Orest Budyuk

Personal information
- Full name: Orest Vasylyovych Budyuk
- Date of birth: 23 August 1995 (age 30)
- Place of birth: Ratne, Volyn Oblast, Ukraine
- Height: 1.90 m (6 ft 3 in)
- Position: Goalkeeper

Team information
- Current team: FC Union 60 Bremen

Youth career
- 2010–2012: Obolon Kyiv

Senior career*
- Years: Team / Apps / (Gls)
- 2011–2012: Obolon-2 Kyiv / 2 / (0)
- 2012–2015: Illichivets Mariupol / 0 / (0)
- 2015–2018: Cherkaskyi Dnipro / 71 / (0)
- 2018–2019: Arsenal Kyiv / 2 / (0)
- 2019: Kremin Kremenchuk / 18 / (0)
- 2020–2021: Speranța Nisporeni / 21 / (0)
- 2021–2022: Olimpiya Savyntsi
- 2024–: FC Union 60 Bremen / 6 / (0)

International career
- 2013: Ukraine U18 / 1 / (0)

= Orest Budyuk =

Ukrainian footballer

Orest Vasylyovych Budyuk (Орест Васильович Будюк; born 23 August 1995) is a Ukrainian football player who plays for German Bremen-Liga club FC Union 60 Bremen.

==Club career==
He made his Ukrainian Second League debut for FC Obolon-2 Kyiv on 5 August 2012 in a game against FC SKA Odesa as an 84th-minute substitute for Vitaly Onopko.

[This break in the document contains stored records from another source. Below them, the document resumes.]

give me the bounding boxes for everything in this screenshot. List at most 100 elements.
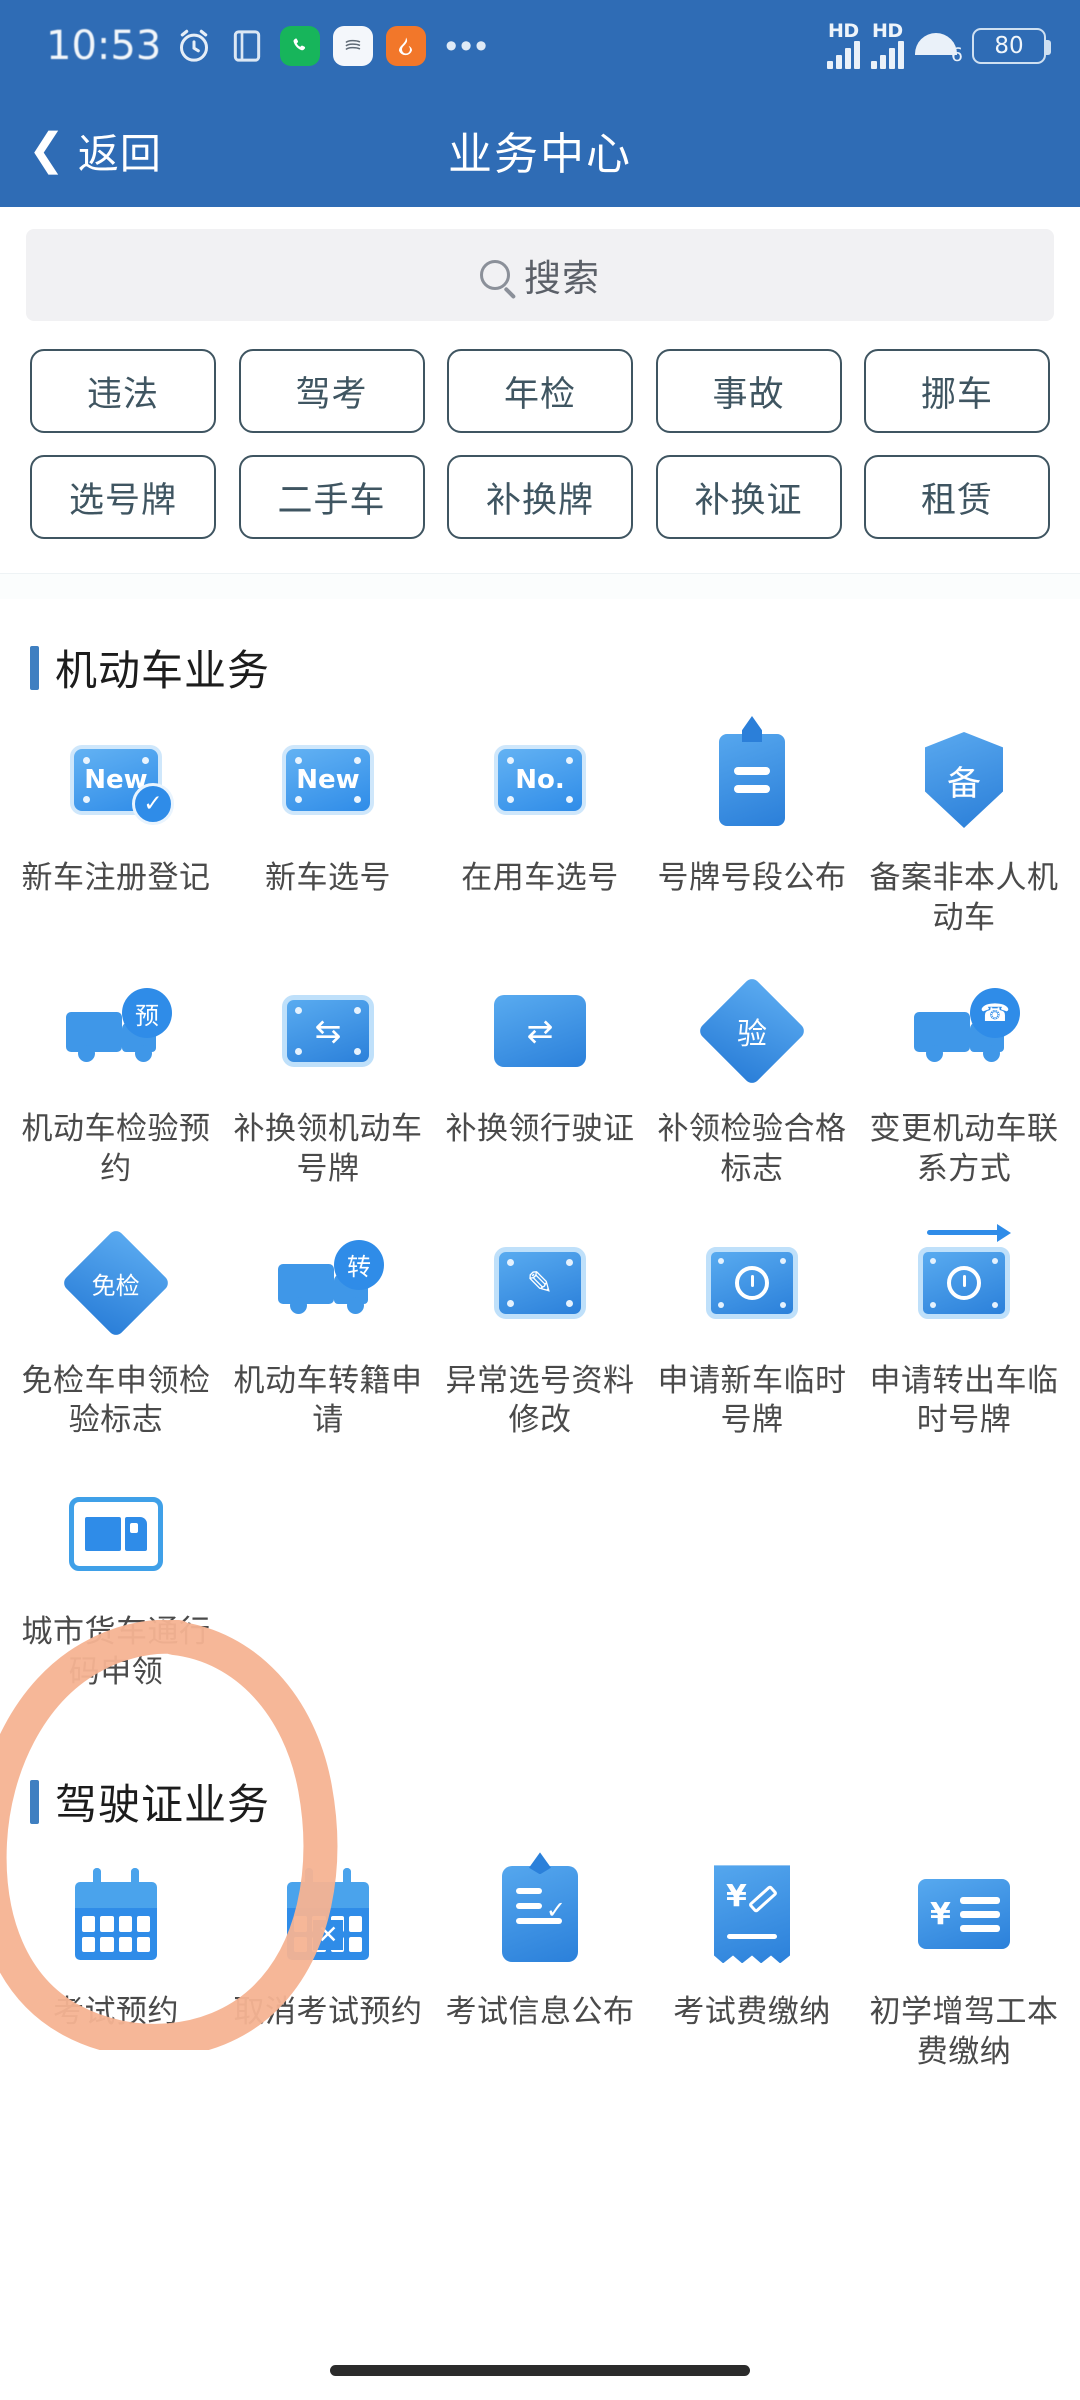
grid-item-label: 新车选号 (265, 860, 391, 895)
grid-item-label: 城市货车通行码申领 (21, 1614, 211, 1689)
grid-item-label: 机动车转籍申请 (233, 1362, 423, 1438)
grid-item-abnormal-plate-data-edit[interactable]: ✎ 异常选号资料修改 (434, 1231, 646, 1440)
grid-item-label: 考试信息公布 (445, 1994, 635, 2030)
grid-item-label: 异常选号资料修改 (445, 1362, 635, 1438)
section-title-vehicle: 机动车业务 (55, 647, 271, 694)
grid-item-apply-new-temp-plate[interactable]: 申请新车临时号牌 (646, 1231, 858, 1440)
grid-item-license-card-fee-payment[interactable]: ¥ 初学增驾工本费缴纳 (858, 1862, 1070, 2071)
city-truck-pass-icon (64, 1482, 168, 1586)
home-indicator[interactable] (330, 2365, 750, 2376)
grid-item-label: 考试预约 (53, 1994, 179, 2030)
clipboard-check-icon: ✓ (488, 1862, 592, 1966)
grid-item-label: 备案非本人机动车 (869, 860, 1059, 935)
plate-number-icon: No. (488, 728, 592, 832)
grid-item-label: 变更机动车联系方式 (869, 1111, 1059, 1187)
grid-item-plate-range-announcement[interactable]: 号牌号段公布 (646, 728, 858, 937)
section-header-license: 驾驶证业务 (0, 1733, 1080, 1862)
page-title: 业务中心 (448, 129, 632, 179)
status-bar-left: 10:53 ••• (46, 23, 827, 69)
calendar-cancel-icon: ✕ (276, 1862, 380, 1966)
grid-item-label: 补换领行驶证 (445, 1111, 635, 1147)
grid-item-label: 免检车申领检验标志 (21, 1362, 211, 1438)
diamond-inspect-icon: 验 (696, 976, 808, 1087)
receipt-pay-icon: ¥ (700, 1862, 804, 1966)
search-section: 搜索 (0, 207, 1080, 321)
grid-item-vehicle-transfer-application[interactable]: 转 机动车转籍申请 (222, 1231, 434, 1440)
quick-tag-shigu[interactable]: 事故 (655, 349, 842, 433)
grid-item-label: 新车注册登记 (21, 860, 211, 895)
grid-item-label: 申请转出车临时号牌 (869, 1362, 1059, 1438)
grid-item-reissue-inspection-mark[interactable]: 验 补领检验合格标志 (646, 976, 858, 1188)
quick-tag-zulin[interactable]: 租赁 (864, 455, 1050, 539)
document-icon (234, 30, 261, 62)
temp-plate-clock-icon (700, 1231, 804, 1335)
search-placeholder: 搜索 (524, 258, 600, 299)
quick-tag-row-1: 违法 驾考 年检 事故 挪车 (30, 349, 1050, 433)
quick-tag-weifa[interactable]: 违法 (30, 349, 216, 433)
section-accent-bar (30, 645, 39, 690)
plate-new-check-icon: New ✓ (64, 728, 174, 832)
phone-app-icon (280, 26, 321, 66)
truck-transfer-icon: 转 (276, 1231, 384, 1335)
hangtag-icon (700, 728, 804, 832)
chevron-left-icon: ❮ (28, 124, 65, 174)
quick-tag-buhuanpai[interactable]: 补换牌 (447, 455, 633, 539)
grid-item-label: 取消考试预约 (233, 1994, 423, 2030)
temp-plate-transfer-out-icon (912, 1223, 1016, 1335)
alarm-clock-icon (180, 29, 209, 62)
grid-item-exam-appointment[interactable]: 考试预约 (10, 1862, 222, 2071)
status-bar-right: HD HD 6 80 (827, 20, 1051, 69)
vehicle-service-grid: New✓ 新车注册登记 New 新车选号 No. 在用车选号 号牌号段公布 备 (0, 728, 1080, 1733)
grid-item-apply-transfer-out-temp-plate[interactable]: 申请转出车临时号牌 (858, 1223, 1070, 1440)
quick-tag-nianjian[interactable]: 年检 (447, 349, 633, 433)
grid-item-change-contact-info[interactable]: ☎ 变更机动车联系方式 (858, 979, 1070, 1188)
grid-item-replace-plate[interactable]: ⇆ 补换领机动车号牌 (222, 979, 434, 1188)
grid-item-inuse-vehicle-plate-select[interactable]: No. 在用车选号 (434, 728, 646, 937)
plate-new-icon: New (276, 728, 380, 832)
quick-tag-xuanhaopai[interactable]: 选号牌 (30, 455, 216, 539)
quick-tag-nuoche[interactable]: 挪车 (864, 349, 1050, 433)
grid-item-label: 机动车检验预约 (21, 1111, 211, 1187)
grid-item-city-truck-pass-code[interactable]: 城市货车通行码申领 (10, 1482, 222, 1691)
grid-item-new-vehicle-registration[interactable]: New ✓ 新车注册登记 (10, 728, 222, 937)
plate-exchange-icon: ⇆ (276, 979, 380, 1083)
diamond-exempt-icon: 免检 (60, 1227, 172, 1338)
quick-tag-row-2: 选号牌 二手车 补换牌 补换证 租赁 (30, 455, 1050, 539)
vehicle-license-exchange-icon: ⇄ (488, 979, 592, 1083)
grid-item-new-vehicle-plate-select[interactable]: New 新车选号 (222, 728, 434, 937)
status-bar-clock: 10:53 (46, 23, 162, 69)
grid-item-label: 号牌号段公布 (657, 860, 847, 895)
calendar-book-icon (64, 1862, 168, 1966)
grid-item-label: 补换领机动车号牌 (233, 1111, 423, 1187)
status-bar: 10:53 ••• HD HD 6 80 (0, 0, 1080, 92)
truck-phone-icon: ☎ (912, 979, 1020, 1083)
grid-item-exam-info-announcement[interactable]: ✓ 考试信息公布 (434, 1862, 646, 2071)
truck-appointment-icon: 预 (64, 979, 172, 1083)
grid-item-label: 补领检验合格标志 (657, 1111, 847, 1187)
grid-item-replace-vehicle-license[interactable]: ⇄ 补换领行驶证 (434, 979, 646, 1188)
signal-1-icon: HD (827, 20, 860, 69)
more-dots-icon: ••• (445, 26, 490, 65)
grid-item-inspection-appointment[interactable]: 预 机动车检验预约 (10, 979, 222, 1188)
search-input[interactable]: 搜索 (26, 229, 1054, 321)
quick-tag-ershouche[interactable]: 二手车 (238, 455, 425, 539)
back-button-label: 返回 (77, 130, 162, 177)
grid-item-label: 在用车选号 (461, 860, 619, 895)
section-divider (0, 573, 1080, 599)
plate-edit-icon: ✎ (488, 1231, 592, 1335)
grid-item-label: 考试费缴纳 (673, 1994, 831, 2030)
grid-item-cancel-exam-appointment[interactable]: ✕ 取消考试预约 (222, 1862, 434, 2071)
app-header: ❮ 返回 业务中心 (0, 92, 1080, 207)
grid-item-record-other-vehicle[interactable]: 备 备案非本人机动车 (858, 728, 1070, 937)
grid-item-label: 初学增驾工本费缴纳 (869, 1994, 1059, 2070)
search-icon (480, 260, 510, 290)
back-button[interactable]: ❮ 返回 (0, 120, 162, 180)
quick-tag-jiakao[interactable]: 驾考 (238, 349, 425, 433)
grid-item-exempt-inspection-mark[interactable]: 免检 免检车申领检验标志 (10, 1227, 222, 1440)
business-center-screen: 10:53 ••• HD HD 6 80 ❮ 返回 业务中心 搜索 违法 驾考 … (0, 0, 1080, 2400)
battery-icon: 80 (972, 28, 1051, 64)
fee-card-icon: ¥ (912, 1862, 1016, 1966)
grid-item-exam-fee-payment[interactable]: ¥ 考试费缴纳 (646, 1862, 858, 2071)
signal-2-icon: HD (871, 20, 904, 69)
quick-tag-buhuanzheng[interactable]: 补换证 (655, 455, 842, 539)
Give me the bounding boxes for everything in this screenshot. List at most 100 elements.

In June 2015, Budyuk moved to FC Cherkaskyi Dnipro on a free transfer. He made his competitive debut for the club on 3 June 2015, playing all ninety minutes of a 3-0 away victory in the Ukrainian First League over Enerhiya Nova Kakhovka.

In July 2018, Budyuk was sold to FC Arsenal Kyiv for a reported €25,000 fee. He made his league debut for the club on 14 September 2018, playing all ninety minutes in a 1-0 away defeat to FC Desna.